I've been thinking what one could do (if one were slightly more motivated than I have been to date) is sort all the pronunciation transcriptions in a largish dictionary in reverse order (that is, sort them from the final character to the first character) and then look for unique strings in the final syllables. I'm sure this is probably something one (again, one slightly more ept than I) could do completely in the Terminal window with *nix tools and the right text file.
I was reminded of this nebulous maybe-someday plan yesterday while getting my son some ice cream after dinner. It was rock-hard, so we put the container in the microwave, which has a handy "soften pint" setting. "Soften /pint/," my son read, as I pushed the button. "No, it's /paInt/," I told him, and we quickly discussed (the ice cream was melting, after all) that yes, it's /mint/ and /hint/ and /flint/ and so on, but /paInt/.
Today I remembered (while looking up something completely different) to do a quick search in the OED for the string /*aInt/ in pronunciations, and hey! There is a rhyme for pint! It's rynt, a word marked "north." in the OED. One of the citations, from 1820, is "Rynt thee, is an expression used by milk-maids to a cow when she has been milked, to bid her get out of the way," and so, in less cow-specific contexts, rynt means to stand aside.
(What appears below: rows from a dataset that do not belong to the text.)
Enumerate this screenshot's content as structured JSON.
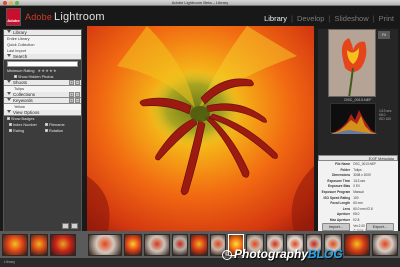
{
  "window": {
    "title": "Adobe Lightroom Beta – Library"
  },
  "app": {
    "logo_mark": "Adobe",
    "name_prefix": "Adobe",
    "name": "Lightroom"
  },
  "modules": [
    "Library",
    "Develop",
    "Slideshow",
    "Print"
  ],
  "left_panel": {
    "library": {
      "header": "Library",
      "items": [
        "Entire Library",
        "Quick Collection",
        "Last Import"
      ]
    },
    "find": {
      "header": "Search",
      "rating_label": "Minimum Rating",
      "stars": "★★★★★",
      "option": "Show Hidden Photos"
    },
    "shoots": {
      "header": "Shoots",
      "items": [
        "Tulips"
      ]
    },
    "collections": {
      "header": "Collections"
    },
    "keywords": {
      "header": "Keywords",
      "items": [
        "Yellow"
      ]
    },
    "view_options": {
      "header": "View Options",
      "show_badges": "Show Badges",
      "badges": [
        "Index Number",
        "Filename",
        "Rating",
        "Rotation"
      ]
    }
  },
  "navigator": {
    "badge": "Fit"
  },
  "histogram": {
    "filename": "DSC_0013.NEF",
    "side_labels": [
      "1/13 sec",
      "f/8.0",
      "ISO 100"
    ]
  },
  "metadata": {
    "header": "EXIF Metadata",
    "rows": [
      {
        "key": "File Name",
        "value": "DSC_0013.NEF"
      },
      {
        "key": "Folder",
        "value": "Tulips"
      },
      {
        "key": "Dimensions",
        "value": "3008 x 2000"
      },
      {
        "key": "Exposure Time",
        "value": "1/13 sec"
      },
      {
        "key": "Exposure Bias",
        "value": "0 EV"
      },
      {
        "key": "Exposure Program",
        "value": "Manual"
      },
      {
        "key": "ISO Speed Rating",
        "value": "100"
      },
      {
        "key": "Focal Length",
        "value": "60 mm"
      },
      {
        "key": "Lens",
        "value": "60.0 mm f/2.8"
      },
      {
        "key": "Aperture",
        "value": "f/8.0"
      },
      {
        "key": "Max Aperture",
        "value": "f/2.8"
      },
      {
        "key": "Software",
        "value": "Ver.2.00"
      },
      {
        "key": "Copyright",
        "value": "© 2006 Johanna Bird"
      }
    ],
    "import_label": "Import...",
    "export_label": "Export..."
  },
  "status": {
    "text": "Library"
  },
  "watermark": {
    "symbol": "©",
    "text_a": "Photography",
    "text_b": "BLOG"
  },
  "colors": {
    "accent": "#d23a2a",
    "petal_red": "#9c1a12",
    "flower_orange": "#f26a12",
    "flower_yellow": "#f5d016",
    "watermark_blue": "#2aa3e8"
  }
}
But — does rynt really rhyme with pint, in use? Rynt is also marked "refl." in the OED, which means that it's reflexive — that is, it has a reflexive pronoun as its object. You can't just rynt; you have to rynt YOURSELF, which moves the rhyme back a bit from the end of the line, unless you invert the usual order and do object-verb. I suppose a good poet could make it work; I'm not going to try … (but if anyone feels like composing a poem rhyming pint and rynt and posting it in the comments, I promise to send the best effort a copy of More Weird and Wonderful Words).
But the point of this blog post was to point out that if you have a sufficiently well-structured database, such as is available to most lexicographers (and to the paying subscribers of the OED*), you can do this kind of specific search pretty easily, and then go off and edit Wikipedia.